しばらくすると彩華から電話がかかってきて、不思議に思いながらも出てみる事にした。
『A!!テレビ見てる!?!』
「何…?どしたの急に……」
『いいから見て!!』
言われた通りリモコンを手に取り、テレビの電源を入れる。
……そして画面に映った光景にあたしは目を疑った。
チーム青い監獄 VS U-20日本代表というテロップと共に映し出されていたのは、サッカーの試合の中継。
「え……え…?馬狼……?」
『そう!!さっき最後の交代枠使って出てきた所で………』
するりとスマホが手から滑り落ちたが、目の前のテレビ画面に目を奪われたままあたしは動けなかった。

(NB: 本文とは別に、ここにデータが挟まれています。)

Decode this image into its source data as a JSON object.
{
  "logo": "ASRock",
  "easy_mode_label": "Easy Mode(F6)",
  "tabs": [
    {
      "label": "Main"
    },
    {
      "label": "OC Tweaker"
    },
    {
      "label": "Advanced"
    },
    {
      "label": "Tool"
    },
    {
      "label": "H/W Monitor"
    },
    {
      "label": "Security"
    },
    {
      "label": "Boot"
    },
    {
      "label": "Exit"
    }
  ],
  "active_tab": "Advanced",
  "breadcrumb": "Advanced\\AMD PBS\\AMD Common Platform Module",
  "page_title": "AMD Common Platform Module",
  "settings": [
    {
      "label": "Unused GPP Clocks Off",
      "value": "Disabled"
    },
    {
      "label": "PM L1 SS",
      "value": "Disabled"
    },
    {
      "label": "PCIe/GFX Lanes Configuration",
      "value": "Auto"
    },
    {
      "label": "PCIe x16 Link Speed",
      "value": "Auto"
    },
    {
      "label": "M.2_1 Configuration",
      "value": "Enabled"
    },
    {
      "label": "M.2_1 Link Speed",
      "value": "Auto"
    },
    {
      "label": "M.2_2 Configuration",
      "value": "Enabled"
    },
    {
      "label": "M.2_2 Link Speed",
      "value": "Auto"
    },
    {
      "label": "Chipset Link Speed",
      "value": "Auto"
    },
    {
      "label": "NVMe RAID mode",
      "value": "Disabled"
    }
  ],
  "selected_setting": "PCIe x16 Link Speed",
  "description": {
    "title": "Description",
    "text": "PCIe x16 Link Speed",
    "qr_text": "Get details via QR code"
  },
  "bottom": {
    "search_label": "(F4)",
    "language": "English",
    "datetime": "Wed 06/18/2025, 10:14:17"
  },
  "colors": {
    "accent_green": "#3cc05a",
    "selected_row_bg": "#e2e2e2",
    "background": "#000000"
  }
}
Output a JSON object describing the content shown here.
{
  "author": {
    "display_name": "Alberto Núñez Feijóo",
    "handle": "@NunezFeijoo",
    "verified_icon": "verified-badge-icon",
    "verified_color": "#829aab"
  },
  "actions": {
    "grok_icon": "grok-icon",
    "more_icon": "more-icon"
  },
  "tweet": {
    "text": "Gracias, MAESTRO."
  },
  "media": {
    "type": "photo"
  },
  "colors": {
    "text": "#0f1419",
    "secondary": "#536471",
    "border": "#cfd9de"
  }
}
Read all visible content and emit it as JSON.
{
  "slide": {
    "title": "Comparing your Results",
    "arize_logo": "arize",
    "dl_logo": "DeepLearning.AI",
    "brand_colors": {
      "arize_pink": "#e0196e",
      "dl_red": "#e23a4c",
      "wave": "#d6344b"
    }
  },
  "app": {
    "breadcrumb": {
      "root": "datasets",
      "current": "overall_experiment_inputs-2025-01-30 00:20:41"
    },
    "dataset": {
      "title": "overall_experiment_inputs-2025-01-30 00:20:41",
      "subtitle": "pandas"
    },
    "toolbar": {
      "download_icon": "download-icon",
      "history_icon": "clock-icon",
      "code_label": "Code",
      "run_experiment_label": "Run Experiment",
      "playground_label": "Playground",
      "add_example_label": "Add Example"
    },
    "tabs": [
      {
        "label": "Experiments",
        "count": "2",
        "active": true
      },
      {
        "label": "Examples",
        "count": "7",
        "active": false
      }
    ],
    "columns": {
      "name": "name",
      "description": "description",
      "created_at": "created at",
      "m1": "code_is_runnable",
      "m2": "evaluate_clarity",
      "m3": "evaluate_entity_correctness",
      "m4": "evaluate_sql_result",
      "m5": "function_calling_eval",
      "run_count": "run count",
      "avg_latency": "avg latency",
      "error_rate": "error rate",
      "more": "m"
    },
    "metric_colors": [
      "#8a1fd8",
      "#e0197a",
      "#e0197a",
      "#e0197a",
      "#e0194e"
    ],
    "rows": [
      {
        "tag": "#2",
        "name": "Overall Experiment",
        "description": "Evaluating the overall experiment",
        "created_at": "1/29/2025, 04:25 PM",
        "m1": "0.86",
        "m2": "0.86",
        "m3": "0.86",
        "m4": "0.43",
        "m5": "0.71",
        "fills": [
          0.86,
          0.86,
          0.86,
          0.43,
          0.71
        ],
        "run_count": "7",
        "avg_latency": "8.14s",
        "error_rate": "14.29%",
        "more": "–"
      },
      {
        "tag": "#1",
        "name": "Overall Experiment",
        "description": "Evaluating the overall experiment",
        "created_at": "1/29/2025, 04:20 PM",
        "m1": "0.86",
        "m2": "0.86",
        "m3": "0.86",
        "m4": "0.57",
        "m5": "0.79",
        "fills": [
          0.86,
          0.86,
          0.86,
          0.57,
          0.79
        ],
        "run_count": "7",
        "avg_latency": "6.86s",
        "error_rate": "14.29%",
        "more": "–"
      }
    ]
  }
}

久しぶりに見る馬狼は、やっぱりカッコよくて。一瞬にして目を奪われてしまう。
見入っている内に試合は進んでいき、青い監獄チームの勝利で幕を閉じた。
呆然としていると、画面は試合後のインタビュー映像に切り替わる。
ラスト1点、奇跡みたいなゴールを決めた黒髪の男の子に、マイクを持ったリポーターが興奮気味にインタビューをしているが、あたしの耳には全然入ってこない。
…馬狼の事しか考えられない。
『……い、おーい!!Aーー!?聞こえてるー!?』
「あ……ごめん彩華…」
落としていたスマホから彩華の声が聞こえ、ようやく拾い上げる。
『ヤバかったね!!馬狼も1点決めてたじゃん!!』
そう言われ、さっきのゴールシーンを、覚えている限りの馬狼の一挙一動の全てを鮮明に思い出してしまい、頭を抱える。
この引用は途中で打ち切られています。